空蟬提示您:看后求收藏(詩鼎小說網網m.autocad360.cn),接著再看更方便。
林寂傷重,昏昏沉沉時睡時醒。邱子寧不顧娑羅鏡,趕回陵山晝夜不分守在他身邊。蘭濯一推門瞧見黑臉漢子端茶遞水的賢惠模樣,饒是尖牙利嘴,一時啞了嗓子。
邱子寧仔細收起幾只空藥碗和一迭染血巾帕,悄悄走了出去。蘭濯冷眼看著,只覺滿腹悲苦荒謬。
他抬手推醒林寂:“我回來了,沒死。那家伙修為高深,不過左臂似有不便,若問誰可近身傷他,大約是阿花手筆。”
林寂眠淺,一早便醒了,方才邱子寧在場不便交談。這會子按著胸口咳了一陣,慢慢起身道:“何以見得?”
蘭濯道:“我割了他的外袍。她的爪痕化成灰我都認得,那一爪定然是使了吃奶的力氣。”
他沒有再說下去。阿花性情剛烈,被俘定然拼命相抗,萬一有什么閃失……
“她沒事。”林寂輕輕地說,“不論黑霧掠走她是何用意,既然帶傷迎戰,就說明阿花尚有利用價值,輕易死不了。”
蘭濯抬眉,瞥他一眼:“腦子竟然沒病壞,真稀奇。”
林寂苦笑道:“豈敢。”
夢中影影綽綽歡韻猶在,醒來只剩干燥唇舌和滑膩腿心。阿花瞪著眼睛愣了半晌,才發覺頸下身后陌生觸感——誰跑到她床上睡了?
自然是臉皮厚可敵國的玉應緹。
阿花瞬間殺性暴起,正待反身撲咬,玉應緹長臂一伸,將她結結實實按牢在床榻之上。
“我冷。”他面色霜白一片,眼圈泛紅,嗓音弱得可憐,“暖暖我吧。”
“死了就不冷了。”阿花怒極反笑,誰知玉應緹傷成這般,力氣還是極大,一只手控得她動彈不得。阿花撲咬半日掙脫不開,氣得渾身抖顫,滿目腥紅。

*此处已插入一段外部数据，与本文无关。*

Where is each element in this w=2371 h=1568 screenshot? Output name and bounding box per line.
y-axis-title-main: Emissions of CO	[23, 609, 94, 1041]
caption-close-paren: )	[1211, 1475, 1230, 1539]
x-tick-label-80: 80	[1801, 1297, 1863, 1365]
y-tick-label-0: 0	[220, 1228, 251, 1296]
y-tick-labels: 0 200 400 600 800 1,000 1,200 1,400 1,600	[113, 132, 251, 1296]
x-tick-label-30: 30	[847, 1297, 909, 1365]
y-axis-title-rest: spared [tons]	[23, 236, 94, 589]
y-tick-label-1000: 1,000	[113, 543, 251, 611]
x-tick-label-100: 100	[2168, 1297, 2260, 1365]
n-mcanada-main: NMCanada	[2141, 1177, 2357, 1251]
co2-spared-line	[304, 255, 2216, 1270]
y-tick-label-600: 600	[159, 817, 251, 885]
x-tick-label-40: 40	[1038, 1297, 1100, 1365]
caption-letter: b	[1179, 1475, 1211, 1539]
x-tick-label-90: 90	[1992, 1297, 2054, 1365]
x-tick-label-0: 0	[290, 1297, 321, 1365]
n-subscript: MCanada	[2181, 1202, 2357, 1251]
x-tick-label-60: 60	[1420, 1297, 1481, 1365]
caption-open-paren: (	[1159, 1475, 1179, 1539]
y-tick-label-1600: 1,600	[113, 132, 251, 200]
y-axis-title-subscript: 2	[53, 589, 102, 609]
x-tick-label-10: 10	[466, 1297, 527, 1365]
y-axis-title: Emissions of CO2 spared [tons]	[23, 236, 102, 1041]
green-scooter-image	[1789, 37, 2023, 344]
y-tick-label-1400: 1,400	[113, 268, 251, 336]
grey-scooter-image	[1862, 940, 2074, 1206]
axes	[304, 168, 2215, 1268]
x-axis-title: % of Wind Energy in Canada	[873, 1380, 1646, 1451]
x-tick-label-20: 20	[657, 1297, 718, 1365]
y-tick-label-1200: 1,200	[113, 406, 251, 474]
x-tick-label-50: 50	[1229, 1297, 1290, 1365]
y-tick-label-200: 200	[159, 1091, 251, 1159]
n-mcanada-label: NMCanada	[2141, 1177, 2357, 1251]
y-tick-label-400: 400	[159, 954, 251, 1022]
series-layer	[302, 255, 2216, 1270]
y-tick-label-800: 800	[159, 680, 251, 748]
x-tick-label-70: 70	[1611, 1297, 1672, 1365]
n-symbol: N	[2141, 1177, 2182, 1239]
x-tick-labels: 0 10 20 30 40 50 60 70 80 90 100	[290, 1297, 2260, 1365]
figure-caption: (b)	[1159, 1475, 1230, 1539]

“放手,我們大大方方打一場。”她咬牙切齒警告他,“你休想困住我。”
“也好。”玉應緹眼底泛起不明顯的怒意,唇角還帶七分笑,“倘若我放了你,怎知別人也有良善心腸?發情的雌獸——”
聲音忽然貼近,潮熱氣息徐徐吹擊耳廓:“美麗、兇悍、危險。不是想殺我嗎?殺了我你無處可去,旁人怎么有我這般好脾氣。光裸裸綁在床榻上,不分晝夜地肏你。肏得你大著肚子并不攏腿,沒力氣哭,沒力氣殺人,懷了孩子還要被按著吸奶。里頭含不住精,一按就往外流……”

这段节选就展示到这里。